The tricky part is clearly going to be basecalling, assuming that just getting the torrents of ionic data off the chips doesn't thwart them the way them the way it frustrated the scaling of Ion Torrent.  Will you need an expensive mongo GPU in your MinION -- maybe the GPU alone won't fit in your pocket -- to keep up with that mega-dense flowcell?  Would a PromethION with 48 of these monsters be able to keep up with anything more than very low accuracy basecalling?  That wouldn't necessarily kill the viability -- there are definitely many applications out there for lots of noisy data.  But it would be a potential brake on many other applications where high quality is essential.  This is the double-edged sword of outpacing Moore's Law -- it's exciting and amazing but at some point you truly get out in front of computing technology.  Of course, there might be other solutions -- Field Programmable Gate Array solutions such as Google's Tensor Processing Units might replace GPUs as they trade higher compute power by giving up flexibility even more so than GPUs vs. CPUs.

Flongle Production

ONT says they are meeting demand for R9.4.1 Flongle flowcells now and believe they can continue to match growth there.  Clarke showed stills from a new process that replaces silicon manufacturing techniques such as lithography to a molding based process, which will enable higher throughput and much lower costs.   R10.3 Flongles will ship imminently, closing a gap in the product line.

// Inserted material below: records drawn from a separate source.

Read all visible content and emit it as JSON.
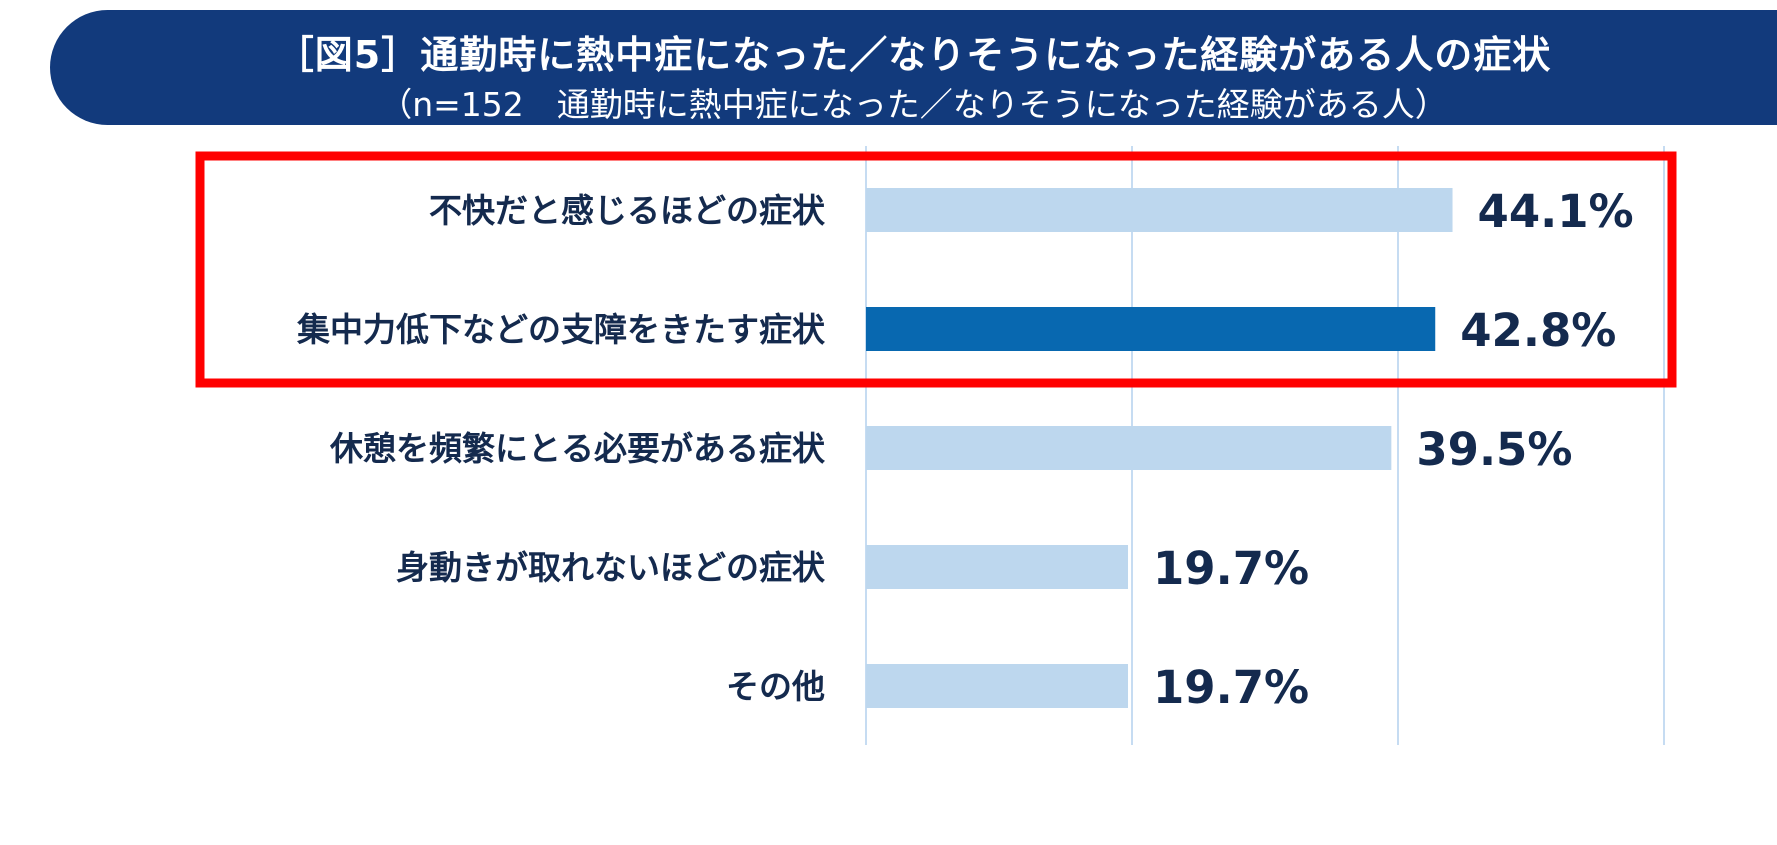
{
  "header": {
    "title": "［図5］通勤時に熱中症になった／なりそうになった経験がある人の症状",
    "subtitle": "（n=152　通勤時に熱中症になった／なりそうになった経験がある人）"
  },
  "colors": {
    "banner": "#123a7c",
    "bar_default": "#bdd7ee",
    "bar_highlight": "#0868b0",
    "label_text": "#142a4e",
    "highlight_text": "#1f78c4",
    "box": "#ff0000",
    "grid": "#c6dcf2"
  },
  "chart_data": {
    "type": "bar",
    "orientation": "horizontal",
    "categories": [
      "不快だと感じるほどの症状",
      "集中力低下などの支障をきたす症状",
      "休憩を頻繁にとる必要がある症状",
      "身動きが取れないほどの症状",
      "その他"
    ],
    "values": [
      44.1,
      42.8,
      39.5,
      19.7,
      19.7
    ],
    "value_labels": [
      "44.1%",
      "42.8%",
      "39.5%",
      "19.7%",
      "19.7%"
    ],
    "highlighted_index": 1,
    "boxed_indices": [
      0,
      1
    ],
    "xlim": [
      0,
      60
    ],
    "grid": true
  }
}
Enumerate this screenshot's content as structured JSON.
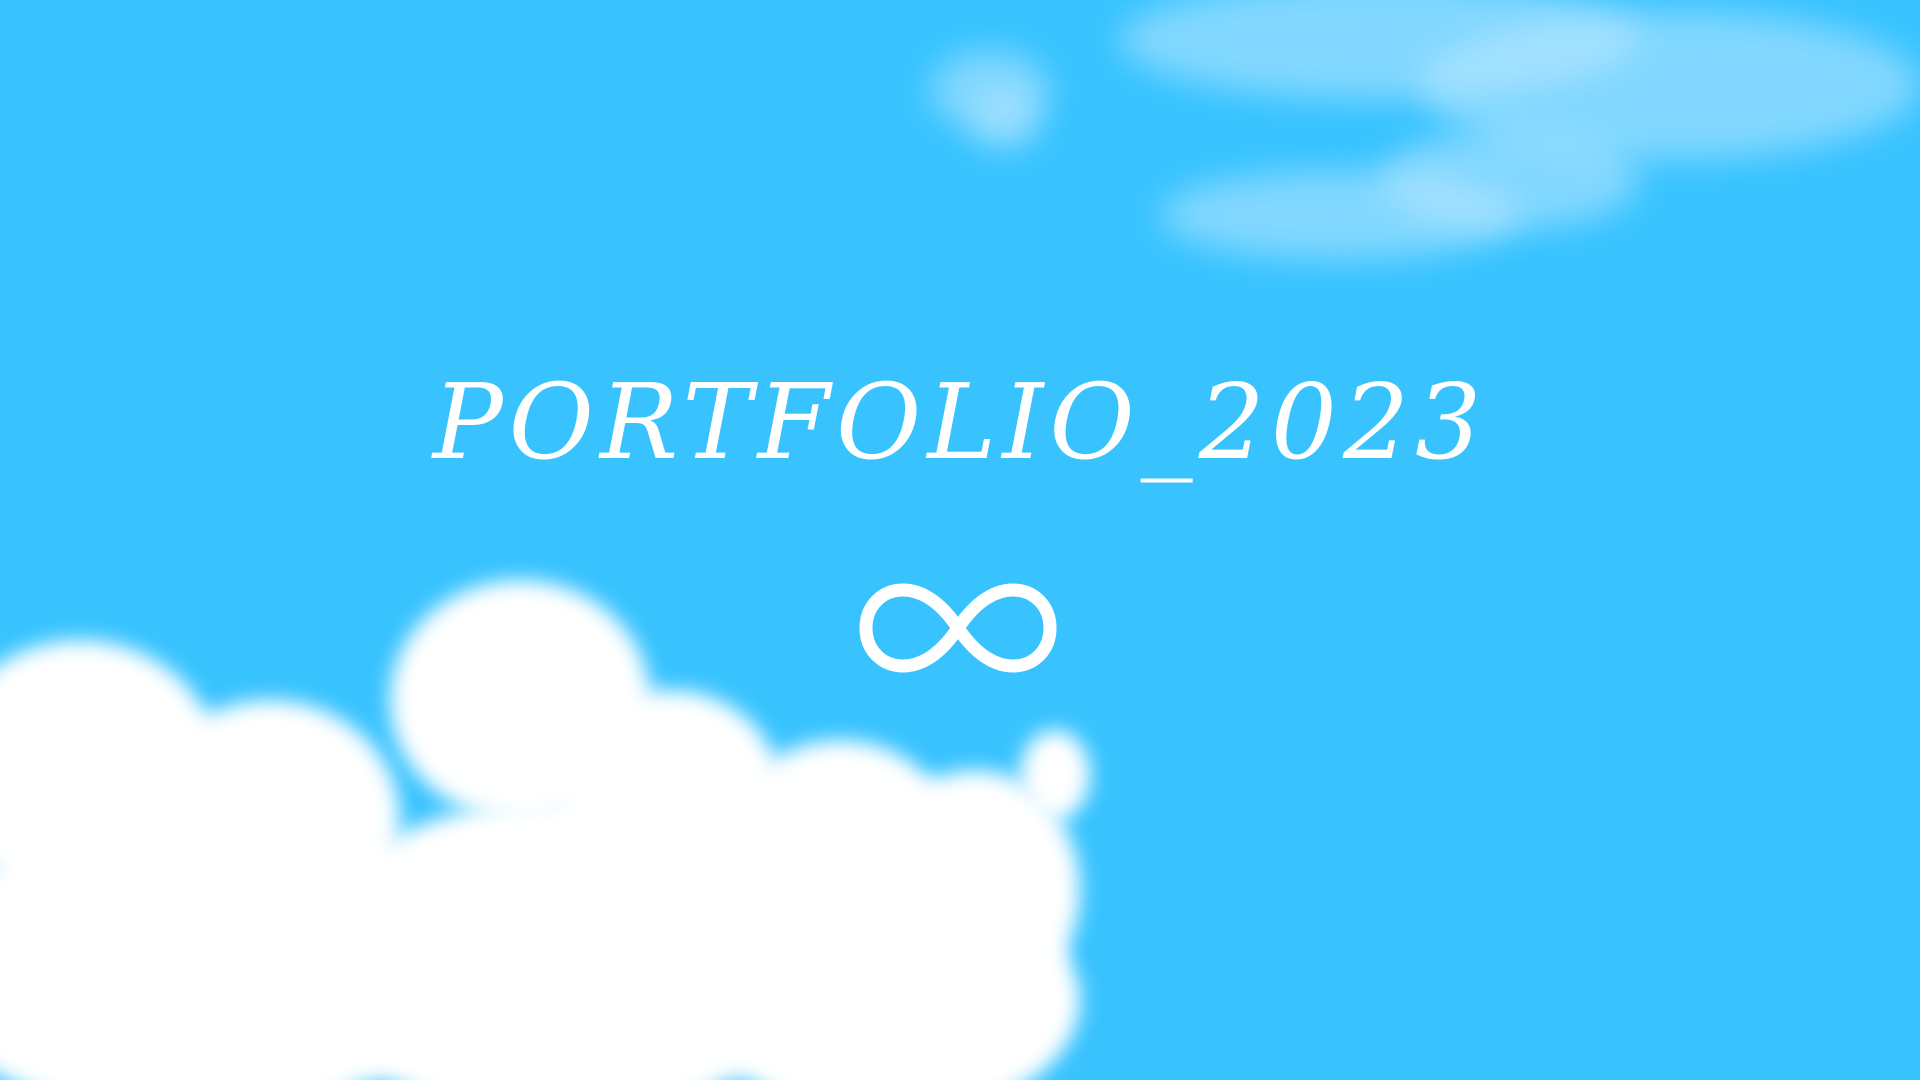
{
  "title": "PORTFOLIO_2023",
  "icon": "infinity-icon",
  "colors": {
    "background": "#38C3FF",
    "text": "#FFFFFF",
    "cloud": "#FFFFFF"
  }
}
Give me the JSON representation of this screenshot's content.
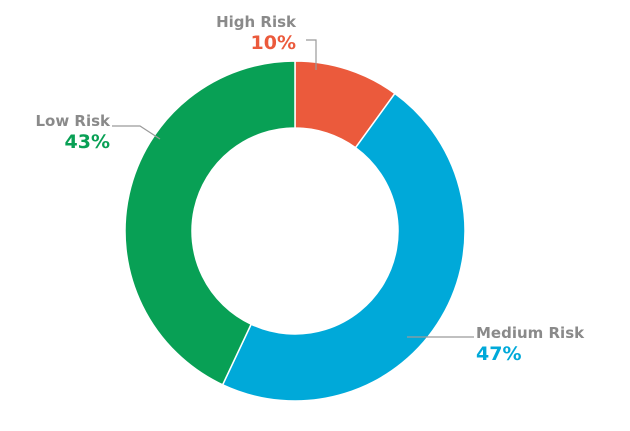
{
  "chart_data": {
    "type": "pie",
    "title": "",
    "categories": [
      "High Risk",
      "Medium Risk",
      "Low Risk"
    ],
    "values": [
      10,
      47,
      43
    ],
    "value_labels": [
      "10%",
      "47%",
      "43%"
    ],
    "colors": [
      "#eb5a3c",
      "#00a9d9",
      "#08a055"
    ],
    "label_color": "#8a8a8a",
    "leader_color": "#9a9a9a",
    "donut": true,
    "start": "top",
    "direction": "clockwise",
    "legend": "none"
  }
}
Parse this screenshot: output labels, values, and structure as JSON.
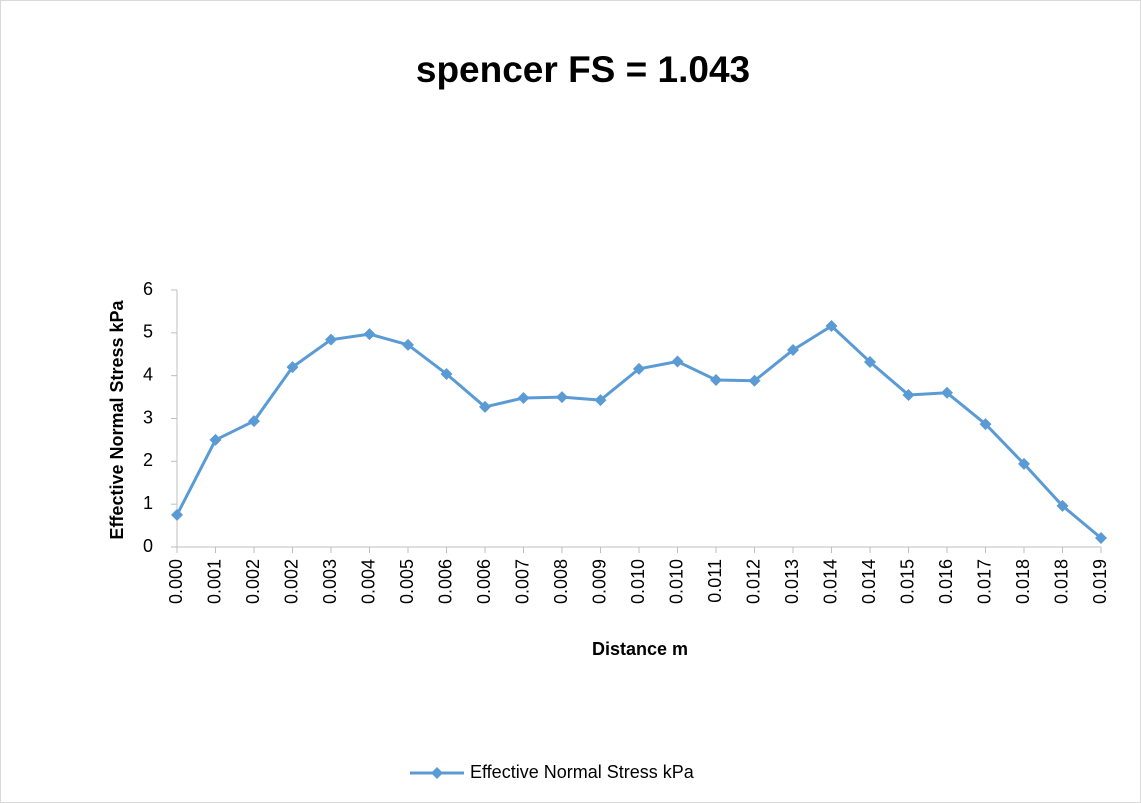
{
  "chart_data": {
    "type": "line",
    "title": "spencer FS = 1.043",
    "x_label": "Distance m",
    "y_label": "Effective Normal Stress kPa",
    "categories": [
      "0.000",
      "0.001",
      "0.002",
      "0.002",
      "0.003",
      "0.004",
      "0.005",
      "0.006",
      "0.006",
      "0.007",
      "0.008",
      "0.009",
      "0.010",
      "0.010",
      "0.011",
      "0.012",
      "0.013",
      "0.014",
      "0.014",
      "0.015",
      "0.016",
      "0.017",
      "0.018",
      "0.018",
      "0.019"
    ],
    "series": [
      {
        "name": "Effective Normal Stress kPa",
        "color": "#5b9bd5",
        "values": [
          0.75,
          2.5,
          2.94,
          4.2,
          4.84,
          4.97,
          4.72,
          4.04,
          3.27,
          3.48,
          3.5,
          3.43,
          4.16,
          4.33,
          3.9,
          3.88,
          4.6,
          5.16,
          4.32,
          3.55,
          3.6,
          2.87,
          1.94,
          0.96,
          0.21
        ]
      }
    ],
    "ylim": [
      0,
      6
    ],
    "yticks": [
      0,
      1,
      2,
      3,
      4,
      5,
      6
    ],
    "legend": "bottom",
    "grid": false
  }
}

Dokos mentioned two ONT forays into running upstream preparation on liquid handling robots.  Kit 9 ligation chemistry and the ARTIC SARS-CoV-2 PCR into ligation have now both been automated on Hamilton instruments, and they are working with OpenTrons  to get LamPORE onto that low cost, entry level platform.

VolTRAX continues to develop, with magnetic beads and PCR now available and soon to be accessible via an API.  ONT has enabled VolTRAX for the complete ARTIC SARS-CoV-2 sample-to-library protocol for 3 samples plus a control per run.


London Calling 2021 will be virtual, a prudent choice given that full vaccination of the population who can and will take it will probably still be very much underway in May. 

Rosemary Dokos also emphasized the overall ONT value proposition: low capital investment devices and flat, transparent consumable pricing with the performance of the platform improving at a constant clip. That is in stark contrast to the typical equipment sales model: expensive boxes (with service contracts to match in later years) and regular price lifts in the consumables, with most performance improvement requiring new purchases to start the cycle over again.

Some Final Punditry

So a lot of steady movement on a number of fronts and promise of some huge changes in the future.  The overhang of the pandemic, even with vaccines actually being administered now, will probably extend through the London Calling online event.  Some of the bold promises may still have large asterisks; the basecalling accuracy improvements are impressive but I doubt, for example, that anyone is going to stop polishing their de novo Nanopore assemblies with short reads.  Disagree?  Prove me wrong! -- I'd be happy to eat crow publicly.

It still feels downright strange to talk about megabase reads, let alone four megabase reads.  The increasing ability to capture huge fragments, phase them and score them for methylation will undoubtedly see growing use and it is hard to believe that some fascinating biology won't result from this.  

For London Calling I might be tempted to have a preview piece which might well include a tally of what we haven't heard about this time or the previous London Calling.


Anonymous said...

Interesting summary. Since you recently did a post on pacbio, who do you think out of the two is winning?

Hugh Mayne said...

Interesting shift from “the reads are bad” to “there are still bad reads in the tail”. My ILMN experience has always been to use the PF filtered reads on which headline error rates are calculated, a good % is discarded. Nanopore dont discard, but could filter away the tail losing a %of reads, then the mean would tend towards the mode. I understand pacB also filter reads on the platform.